Muslim birthrate plunges in North Africa
CWN - April 04, 2011
Philip Jenkins, author of The New Anti-Catholicism: The Last Acceptable Prejudice and The Next Christendom: The Rise of Global Christianity, notes that the birthrate has plunged in recent decades throughout the Maghreb.
“Since the mid-1970s, Algeria's fertility rate has collapsed from over 7 to 1.75, Tunisia's from 6 to 2.03, Morocco's from 6.5 to 2.21, Libya's from 7.5 to 2.96,” Jenkins writes. Smaller families could help foster a secularism and democracy similar to contemporary Europe’s, he believes.
“Church prestige rode high when priests were shepherding hundreds of local children through annual confirmation classes,” Jenkins adds. “But as the children became scarce from the 1970s onwards, so the churches emptied. At the same time, couples highly concerned with their own personal and emotional fulfillment became increasingly impatient about clerical attempts to enforce morality laws.”
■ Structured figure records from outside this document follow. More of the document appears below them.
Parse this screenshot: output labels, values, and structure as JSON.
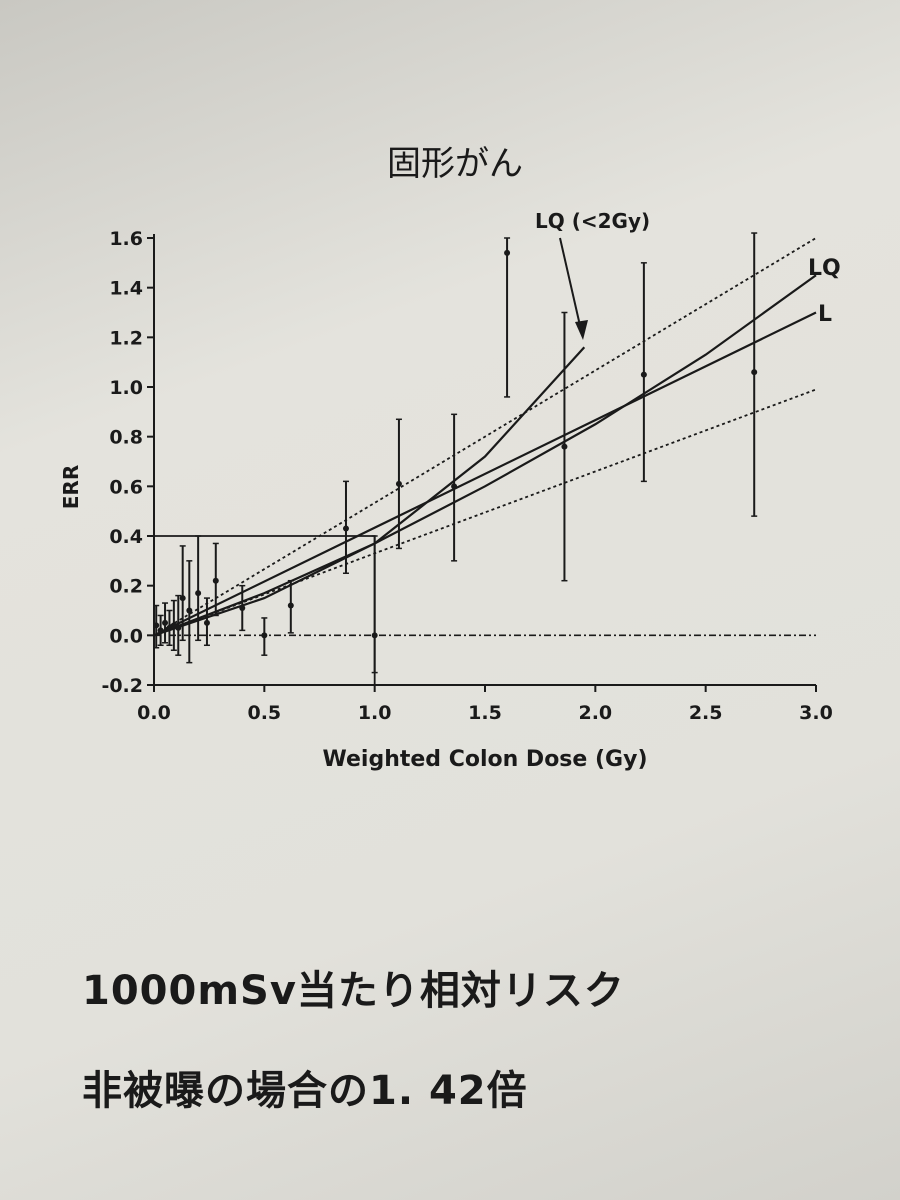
{
  "chart_data": {
    "type": "scatter",
    "title": "固形がん",
    "xlabel": "Weighted Colon Dose (Gy)",
    "ylabel": "ERR",
    "xlim": [
      0.0,
      3.0
    ],
    "ylim": [
      -0.2,
      1.6
    ],
    "x_ticks": [
      "0.0",
      "0.5",
      "1.0",
      "1.5",
      "2.0",
      "2.5",
      "3.0"
    ],
    "y_ticks": [
      "-0.2",
      "0.0",
      "0.2",
      "0.4",
      "0.6",
      "0.8",
      "1.0",
      "1.2",
      "1.4",
      "1.6"
    ],
    "points": [
      {
        "x": 0.01,
        "y": 0.04,
        "lo": -0.05,
        "hi": 0.12
      },
      {
        "x": 0.03,
        "y": 0.02,
        "lo": -0.04,
        "hi": 0.08
      },
      {
        "x": 0.05,
        "y": 0.05,
        "lo": -0.03,
        "hi": 0.13
      },
      {
        "x": 0.07,
        "y": 0.03,
        "lo": -0.04,
        "hi": 0.1
      },
      {
        "x": 0.09,
        "y": 0.04,
        "lo": -0.06,
        "hi": 0.14
      },
      {
        "x": 0.11,
        "y": 0.03,
        "lo": -0.08,
        "hi": 0.16
      },
      {
        "x": 0.13,
        "y": 0.15,
        "lo": -0.02,
        "hi": 0.36
      },
      {
        "x": 0.16,
        "y": 0.1,
        "lo": -0.11,
        "hi": 0.3
      },
      {
        "x": 0.2,
        "y": 0.17,
        "lo": -0.02,
        "hi": 0.4
      },
      {
        "x": 0.24,
        "y": 0.05,
        "lo": -0.04,
        "hi": 0.15
      },
      {
        "x": 0.28,
        "y": 0.22,
        "lo": 0.08,
        "hi": 0.37
      },
      {
        "x": 0.4,
        "y": 0.11,
        "lo": 0.02,
        "hi": 0.2
      },
      {
        "x": 0.5,
        "y": 0.0,
        "lo": -0.08,
        "hi": 0.07
      },
      {
        "x": 0.62,
        "y": 0.12,
        "lo": 0.01,
        "hi": 0.22
      },
      {
        "x": 0.87,
        "y": 0.43,
        "lo": 0.25,
        "hi": 0.62
      },
      {
        "x": 1.0,
        "y": 0.0,
        "lo": -0.15,
        "hi": 0.4
      },
      {
        "x": 1.11,
        "y": 0.61,
        "lo": 0.35,
        "hi": 0.87
      },
      {
        "x": 1.36,
        "y": 0.6,
        "lo": 0.3,
        "hi": 0.89
      },
      {
        "x": 1.6,
        "y": 1.54,
        "lo": 0.96,
        "hi": 1.6
      },
      {
        "x": 1.86,
        "y": 0.76,
        "lo": 0.22,
        "hi": 1.3
      },
      {
        "x": 2.22,
        "y": 1.05,
        "lo": 0.62,
        "hi": 1.5
      },
      {
        "x": 2.72,
        "y": 1.06,
        "lo": 0.48,
        "hi": 1.62
      }
    ],
    "lines": [
      {
        "name": "L",
        "style": "solid",
        "points": [
          [
            0,
            0
          ],
          [
            3.0,
            1.3
          ]
        ]
      },
      {
        "name": "LQ",
        "style": "solid",
        "points": [
          [
            0,
            0
          ],
          [
            0.5,
            0.17
          ],
          [
            1.0,
            0.37
          ],
          [
            1.5,
            0.6
          ],
          [
            2.0,
            0.85
          ],
          [
            2.5,
            1.13
          ],
          [
            3.0,
            1.45
          ]
        ]
      },
      {
        "name": "LQ (<2Gy)",
        "style": "solid",
        "points": [
          [
            0,
            0
          ],
          [
            0.5,
            0.15
          ],
          [
            1.0,
            0.37
          ],
          [
            1.5,
            0.72
          ],
          [
            1.95,
            1.16
          ]
        ]
      },
      {
        "name": "",
        "style": "dotted",
        "points": [
          [
            0,
            0
          ],
          [
            3.0,
            1.6
          ]
        ]
      },
      {
        "name": "",
        "style": "dotted",
        "points": [
          [
            0,
            0
          ],
          [
            3.0,
            0.99
          ]
        ]
      }
    ],
    "reference_lines": [
      {
        "style": "dash-dot",
        "y": 0.0
      },
      {
        "style": "solid",
        "points": [
          [
            0,
            0.4
          ],
          [
            1.0,
            0.4
          ],
          [
            1.0,
            -0.2
          ]
        ]
      }
    ],
    "annotations": {
      "lq_lt2": "LQ (<2Gy)",
      "lq": "LQ",
      "l": "L"
    }
  },
  "captions": {
    "line1": "1000mSv当たり相対リスク",
    "line2": "非被曝の場合の1. 42倍"
  }
}
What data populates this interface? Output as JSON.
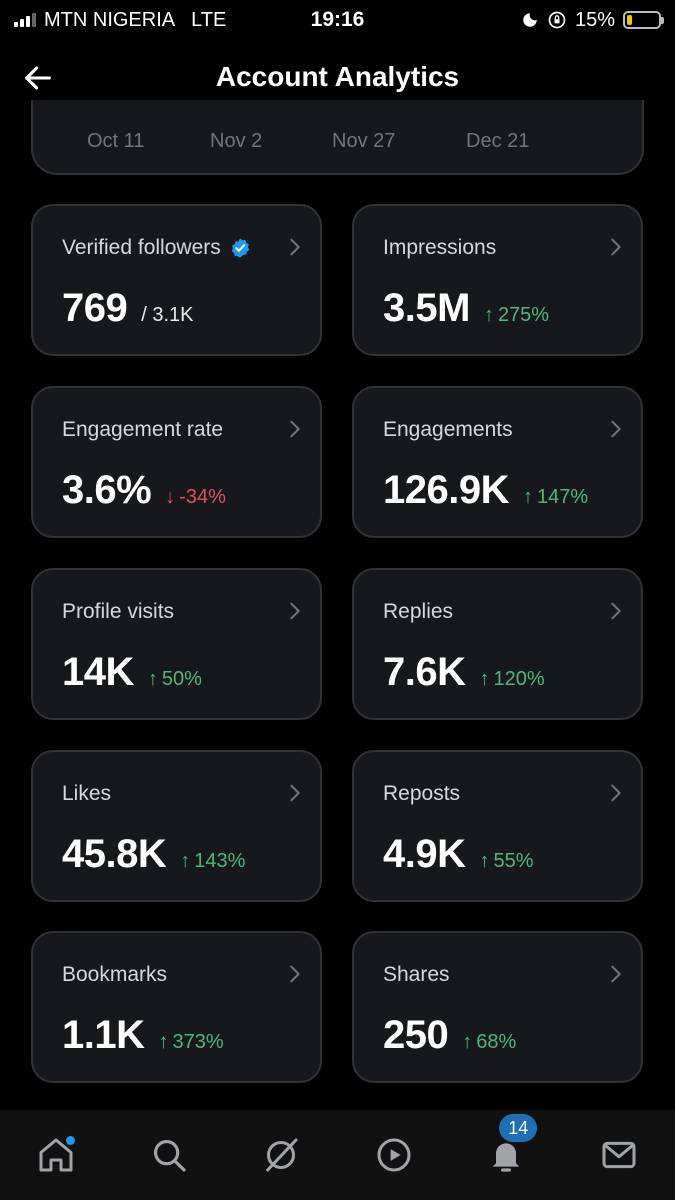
{
  "status_bar": {
    "carrier": "MTN NIGERIA",
    "network": "LTE",
    "time": "19:16",
    "battery": "15%",
    "battery_level": 0.15
  },
  "header": {
    "title": "Account Analytics"
  },
  "date_axis": [
    "Oct 11",
    "Nov 2",
    "Nov 27",
    "Dec 21"
  ],
  "cards": [
    {
      "label": "Verified followers",
      "value": "769",
      "sub": "/ 3.1K",
      "verified": true
    },
    {
      "label": "Impressions",
      "value": "3.5M",
      "arrow": "↑",
      "change": "275%",
      "direction": "up"
    },
    {
      "label": "Engagement rate",
      "value": "3.6%",
      "arrow": "↓",
      "change": "-34%",
      "direction": "down"
    },
    {
      "label": "Engagements",
      "value": "126.9K",
      "arrow": "↑",
      "change": "147%",
      "direction": "up"
    },
    {
      "label": "Profile visits",
      "value": "14K",
      "arrow": "↑",
      "change": "50%",
      "direction": "up"
    },
    {
      "label": "Replies",
      "value": "7.6K",
      "arrow": "↑",
      "change": "120%",
      "direction": "up"
    },
    {
      "label": "Likes",
      "value": "45.8K",
      "arrow": "↑",
      "change": "143%",
      "direction": "up"
    },
    {
      "label": "Reposts",
      "value": "4.9K",
      "arrow": "↑",
      "change": "55%",
      "direction": "up"
    },
    {
      "label": "Bookmarks",
      "value": "1.1K",
      "arrow": "↑",
      "change": "373%",
      "direction": "up"
    },
    {
      "label": "Shares",
      "value": "250",
      "arrow": "↑",
      "change": "68%",
      "direction": "up"
    }
  ],
  "bottom_nav": {
    "items": [
      "home-icon",
      "search-icon",
      "grok-icon",
      "video-icon",
      "notifications-icon",
      "messages-icon"
    ],
    "notifications_badge": "14"
  },
  "colors": {
    "positive": "#4fb67a",
    "negative": "#e0505b",
    "accent": "#1d9bf0",
    "card_bg": "#16181c",
    "card_border": "#2f3336"
  }
}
“If the European precedent is anything to go by, that could well provide a model for religious developments in the Maghreb over the next decade or two,” he continues. A society so dependent on women in the school and the workplace simply cannot support the kind of intransigent orthodoxies offered by the familiar Islamists. Extremists may not vanish overnight, but they will have to adapt substantially to present their message in a civil society with a powerful taste for democratic values and gender equality.”